I am working with an exotic wood for the first time (curly maple), and I am going to be doing a high gloss finish for the client. I know how to get a spectacular high gloss, but I need to know how to get that 3D effect I see so often. Will it come naturally with a high quality high gloss job, or does the wood need to be treated/prepped prior to topcoat?
From contributor A:
Are you staining or just a clear finish? If it's just a clear finish, you should pop the grain with some shellac first.
Start with the right stain - Pigment-based stains, which are made of fine, colored powders suspended in a medium, don't bring out the best in curly maple. For that reason, I prefer to use the more transparent water-soluble dye stains, which are user-friendly. Dye stains can be used one of two ways. In diluted form, they highlight the curl a bit, making it just a tad darker. And used in a stronger solution, they color the wood and accentuate the curl even more.

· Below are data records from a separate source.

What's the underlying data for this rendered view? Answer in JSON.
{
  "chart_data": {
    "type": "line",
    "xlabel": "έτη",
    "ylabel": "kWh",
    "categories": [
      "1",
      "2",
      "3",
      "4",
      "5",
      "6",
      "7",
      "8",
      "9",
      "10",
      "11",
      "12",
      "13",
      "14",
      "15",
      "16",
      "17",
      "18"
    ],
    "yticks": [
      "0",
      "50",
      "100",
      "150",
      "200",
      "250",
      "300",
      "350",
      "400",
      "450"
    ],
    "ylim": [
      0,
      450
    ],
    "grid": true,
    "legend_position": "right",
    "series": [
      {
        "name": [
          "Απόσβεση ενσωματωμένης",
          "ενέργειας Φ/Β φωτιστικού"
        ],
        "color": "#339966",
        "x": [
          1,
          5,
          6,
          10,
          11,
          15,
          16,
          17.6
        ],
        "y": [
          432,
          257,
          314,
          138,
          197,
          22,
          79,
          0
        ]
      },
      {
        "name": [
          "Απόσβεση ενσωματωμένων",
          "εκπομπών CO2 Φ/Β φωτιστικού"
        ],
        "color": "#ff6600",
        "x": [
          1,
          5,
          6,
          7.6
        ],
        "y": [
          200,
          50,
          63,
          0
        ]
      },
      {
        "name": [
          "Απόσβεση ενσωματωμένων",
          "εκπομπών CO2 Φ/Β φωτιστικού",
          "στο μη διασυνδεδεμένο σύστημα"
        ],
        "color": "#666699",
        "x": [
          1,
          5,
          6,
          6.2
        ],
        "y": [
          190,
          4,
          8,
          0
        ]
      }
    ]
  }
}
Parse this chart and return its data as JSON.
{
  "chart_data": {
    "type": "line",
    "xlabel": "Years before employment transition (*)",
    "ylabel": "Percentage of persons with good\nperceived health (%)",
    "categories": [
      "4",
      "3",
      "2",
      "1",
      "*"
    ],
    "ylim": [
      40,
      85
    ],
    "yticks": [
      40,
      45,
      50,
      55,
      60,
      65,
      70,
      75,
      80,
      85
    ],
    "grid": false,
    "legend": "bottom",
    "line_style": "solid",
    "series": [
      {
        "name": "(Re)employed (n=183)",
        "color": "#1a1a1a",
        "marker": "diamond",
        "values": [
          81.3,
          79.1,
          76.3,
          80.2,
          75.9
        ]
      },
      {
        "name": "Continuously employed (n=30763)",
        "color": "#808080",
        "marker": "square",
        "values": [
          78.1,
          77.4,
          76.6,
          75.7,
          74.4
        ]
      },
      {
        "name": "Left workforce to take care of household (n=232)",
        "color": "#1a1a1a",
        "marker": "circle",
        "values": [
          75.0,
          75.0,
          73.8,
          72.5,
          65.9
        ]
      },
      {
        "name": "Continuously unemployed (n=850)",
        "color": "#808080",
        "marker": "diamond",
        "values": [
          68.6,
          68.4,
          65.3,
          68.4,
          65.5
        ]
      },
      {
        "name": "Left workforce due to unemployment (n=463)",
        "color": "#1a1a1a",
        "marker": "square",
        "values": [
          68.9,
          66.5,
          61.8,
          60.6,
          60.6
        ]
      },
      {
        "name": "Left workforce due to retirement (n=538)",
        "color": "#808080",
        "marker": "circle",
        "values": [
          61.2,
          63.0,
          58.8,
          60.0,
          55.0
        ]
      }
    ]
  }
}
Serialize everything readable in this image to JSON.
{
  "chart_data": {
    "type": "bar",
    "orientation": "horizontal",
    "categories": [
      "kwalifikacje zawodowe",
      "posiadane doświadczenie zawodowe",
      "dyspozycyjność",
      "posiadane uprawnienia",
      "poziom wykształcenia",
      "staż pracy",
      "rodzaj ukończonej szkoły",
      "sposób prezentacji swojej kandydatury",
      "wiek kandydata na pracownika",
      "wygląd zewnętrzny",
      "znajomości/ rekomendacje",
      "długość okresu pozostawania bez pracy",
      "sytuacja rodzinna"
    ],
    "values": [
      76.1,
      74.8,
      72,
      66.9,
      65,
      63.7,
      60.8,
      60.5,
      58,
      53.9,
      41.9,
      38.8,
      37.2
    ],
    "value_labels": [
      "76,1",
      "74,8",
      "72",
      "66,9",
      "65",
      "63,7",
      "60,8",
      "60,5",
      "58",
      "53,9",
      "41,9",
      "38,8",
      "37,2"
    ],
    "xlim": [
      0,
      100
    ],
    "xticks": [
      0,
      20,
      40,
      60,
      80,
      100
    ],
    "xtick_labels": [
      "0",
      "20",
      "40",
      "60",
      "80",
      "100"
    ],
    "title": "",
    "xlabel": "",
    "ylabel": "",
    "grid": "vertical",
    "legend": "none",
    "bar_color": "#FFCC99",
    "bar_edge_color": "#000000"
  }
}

Darken the curl and raise the grain - To slightly darken and accentuate the curl, apply a diluted brown dye stain as the first step. I dilute it eight times the recommended concentration, or until it's the color of strong tea. After sanding the wood through 150-grit paper, lay on this dye as a grain-raising step. Wipe or spray it quickly all over the wood as evenly as you can, then let it dry. Sand the raised grain with 180-grit paper. Sanding will remove almost all of the dye color from the surface that has no curl, but some of the color will remain in the curl figure. This is exactly what you want. If you like the color of the wood, leave it this way and move directly to applying an oil sealer. But if you want to add more color, follow this step with a darker coat of dye stain.
Add color and highlight the curl even more - If you decide that you want more color, apply the dye stain you've chosen at its full strength. Wipe or spray it on evenly and then - while the surface of the wood is still wet - wet-sand the dye into the wood with a maroon Scotch-Brite pad. (Don't use steel wool, iron cause black stains that will ruin the finish.) The Scotch-Brite will de-nib any additional grain raising that occurs. Let the wood dry at least overnight.
Seal the wood with a liberal coat of oil - Sealing the wood with oil adds real depth and some luster to the surface of the wood. I prefer to use boiled linseed oil, but you can use just about any oil finish you prefer. Flood the oil all over the surface of the wood and add more oil to the figured areas as they absorb each coat you lay on. Keep checking the wood every 15 minutes or so, adding oil when necessary. When you reach a point where the wood won't drink in any more oil, take a break and let the oil set for an hour or so. Wipe the excess off and let the wood dry overnight.
The next day, spread a light coat of oil over the surface and wet-sand lightly with 400-grit wet-or-dry paper. Don't sand too vigorously - especially on the edges - or you risk cutting through the dye. (If you do go through, mix some alcohol in the dye and dab some on the areas that need touch-up.) Put the work piece aside and let the second coat of oil dry for a couple of days before moving on to finish coats. Topcoat with the film finish of your choice.
There are lots of things that cause figure in wood. The 3D effect or chatoyance is one of them. It results from light reflected by cell structures that intersect the surface at various angles. As you turn or roll the board, the angles change, the reflected light changes, and it looks like the board has come to life. You want to preserve the visibility or reflectivity of those cell surfaces, so you want to use a very transparent finish and keep in mind that lighter colors are more transparent than darker colors.
I'm not here to say anyone's approach won't work. But I would strongly urge you to make up some samples and try a few different techniques. Try the dye and oil, but try some amber shellac and some lightly dyed lacquer as well. The latter two will color and seal your wood in one step and be ready for topcoat in an hour. The first will take a week or two.
I recently did a test to illustrate how different finishes affect the way the color of cherry changes with UV light and time. I didn't test shellac or NC lacquer, but the piece that was finished with plain old water white CAB lacquer happened to have some chatoyance in it and just the lacquer did a very nice job of bringing it out.
Consider all of the recommendations and then make up a few samples. You'll get much better results with less time and less money, plus you'll have your own opinions about which works best!